We had two cabin-loads ahead of us in the queue for the cable car out of Mürren, so by the time we got to the Schilthorn breakfast was becoming a rather distant memory, and with lunch booked for 2pm (the Jungfrau operates an irritating two-sittings policy these days) we thought it prudent to stop for a strudel and a coffee in the famous revolving restaurant – the only one of Switzerland’s three that is really worth bothering with, because of the stunning scenery.

Then it was down the wonderful Schilthorn run. The initial slope – the only bit that is really black – was smooth but a bit hard, but lower down the snow was superb. We didn’t follow the tedious Inferno race course on the upper mountain, but made the most of the superb snow by descending to the Muttleren chair and riding that.

As always, the run was punctuated by regular photos of the astounding mountains ahead of you as you descend. The views today were fantastic – some cloud and wind developed later in the day, but in the late morning it was a blue sky day (as you can see).

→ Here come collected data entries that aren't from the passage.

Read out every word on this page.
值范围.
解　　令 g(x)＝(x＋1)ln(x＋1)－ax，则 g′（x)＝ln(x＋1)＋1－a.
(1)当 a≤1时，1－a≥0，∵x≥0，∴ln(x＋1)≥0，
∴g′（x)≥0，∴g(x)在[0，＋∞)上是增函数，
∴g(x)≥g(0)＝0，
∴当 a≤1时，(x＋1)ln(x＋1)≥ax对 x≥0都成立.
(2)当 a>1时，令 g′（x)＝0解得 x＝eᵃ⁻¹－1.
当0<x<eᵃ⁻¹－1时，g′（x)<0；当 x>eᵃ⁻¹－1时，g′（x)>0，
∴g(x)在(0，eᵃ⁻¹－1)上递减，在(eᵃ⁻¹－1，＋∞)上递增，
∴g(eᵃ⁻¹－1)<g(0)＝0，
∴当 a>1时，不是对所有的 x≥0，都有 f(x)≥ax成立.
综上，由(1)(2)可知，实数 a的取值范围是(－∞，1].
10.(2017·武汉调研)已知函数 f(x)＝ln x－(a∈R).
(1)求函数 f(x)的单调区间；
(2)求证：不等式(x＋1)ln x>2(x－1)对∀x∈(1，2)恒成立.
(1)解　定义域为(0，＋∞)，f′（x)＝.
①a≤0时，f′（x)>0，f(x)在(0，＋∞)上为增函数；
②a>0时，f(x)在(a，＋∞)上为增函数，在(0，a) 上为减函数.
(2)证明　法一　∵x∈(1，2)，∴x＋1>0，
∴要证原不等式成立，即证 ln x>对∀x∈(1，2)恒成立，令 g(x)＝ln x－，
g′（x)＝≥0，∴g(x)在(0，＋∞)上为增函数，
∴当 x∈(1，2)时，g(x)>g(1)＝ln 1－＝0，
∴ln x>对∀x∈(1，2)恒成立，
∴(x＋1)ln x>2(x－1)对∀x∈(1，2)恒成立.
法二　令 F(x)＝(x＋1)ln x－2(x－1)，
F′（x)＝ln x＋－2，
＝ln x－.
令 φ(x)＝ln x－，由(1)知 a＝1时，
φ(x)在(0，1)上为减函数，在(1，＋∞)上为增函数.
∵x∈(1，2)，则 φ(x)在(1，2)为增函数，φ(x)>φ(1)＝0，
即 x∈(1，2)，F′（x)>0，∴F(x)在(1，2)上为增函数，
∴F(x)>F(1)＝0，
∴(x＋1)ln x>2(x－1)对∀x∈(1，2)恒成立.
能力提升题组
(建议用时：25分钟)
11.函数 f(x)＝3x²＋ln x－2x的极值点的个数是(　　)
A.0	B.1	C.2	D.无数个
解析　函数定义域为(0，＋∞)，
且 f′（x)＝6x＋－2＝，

More excellent cruising on Maulerhubel above Winteregg, and then we took the famously long path to Lauterbrunnen. The top half was in splendid nick, but lower down it wasn’t perfect – I’ve done a bit of damage to my precious Missions, though nothing serious.

Luckily we found a Kleine Scheidegg train about to depart, so quarter of an hour later we were up in Wengen, where we jumped off to take the Männlichen cable car to the top of the Grindelwald slopes. Three long red runs later we were on the Arven chair up to Kleine Scheidegg, whence the blue path number 36 brought us to lunch five minutes ahead of schedule. As I say, clockwork.

Lunch went on a bit ... so we didn’t do a lot thereafter apart from taking the rest of blue 36 to Wengen – the run was as good as I have known it in my half-dozen visits to Wengen. Three train rides and 50 minutes later we were back at Interlaken West station. It’s a 300m walk back to the hotel from there. Today, more than most days, it was good to get the boots off.

So not the most relaxing day imaginable, but very satisfying and different. It will seem quite strange to travel to Adelboden by car tomorrow.